Challenges we ran into
- Speech recognition was a key part in this project, however it was also one of its most challenging. Initially, we planned on creating an Android application to act as a microphone for recording user audio to analyze. We tried using CMU (Carnegie Mellon University) Sphinx, a STT (speech-to-text) API with Android, however it was not found to be very inaccurate, potentially due to the poor quality of mobile microphones. After trying Android's Speech Recognizer class and several other APIs we determined Android to be insufficient for our needs. Therefore, we switched to recording and analyzing audio on a laptop. There was a great choice of speech-to-text APIs however many of them required payment, limiting our options. In the end, we used Google's Cloud Speech API which was extremely accurate and provided a sufficient amount of free credits.

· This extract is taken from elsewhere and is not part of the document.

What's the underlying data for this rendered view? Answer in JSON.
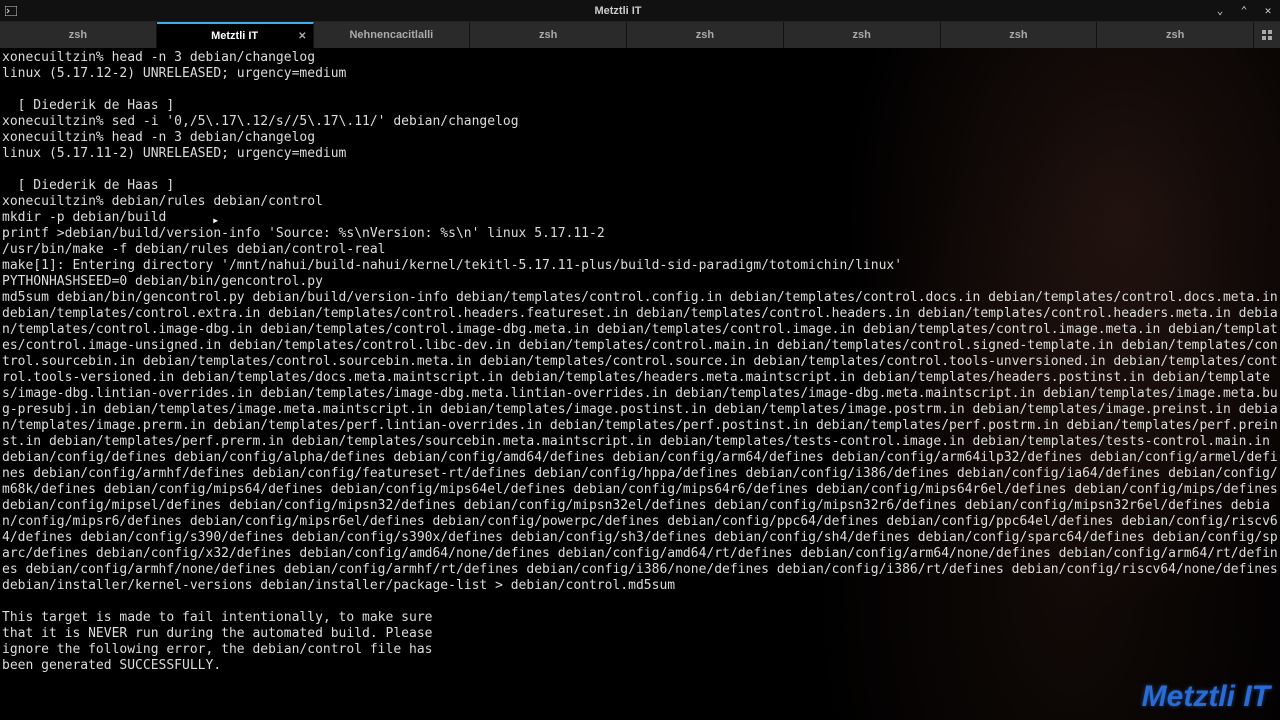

- Managing data across several platforms and architectures was extremely difficult. After deliberating over several methods to send data from one platform to another, we settled on using Google's Firebase. Using such a database allowed us to communicate effectively between our laptops and smartwatches.
Accomplishments that we're proud of
- Getting speech recognition working after around 12 hours of endless frustration.
- Successfully creating a Heroku server that is integrated with Python program using the Flask framework
- Asynchronous synchronization between audio recordings and speech analysis to reduce the amount of down time between recordings
- Figuring out the Pebble SDK using the C programming language to directly interface with the Pebble
What we learned
- Speech recognition is much more difficult than Google makes it seem. Also, it is more difficult than text-to-speech recognition.
- Pebble cannot handle C++ which results in the loss of the standard library, causing many tears and grievances due to the loss of beloved functions.
- Sleep is a nice luxury we could not afford heavily.
What's next for Pebble Prompter
- Improve speech recognition capabilities to allow for continuous speech recognition. This will help avoid words to be split apart between two recordings, specifically complex words.
- Improve the user interface to make it more usable and user-friendly.
- Retry to construct an Android application since it would be more convenient for the user.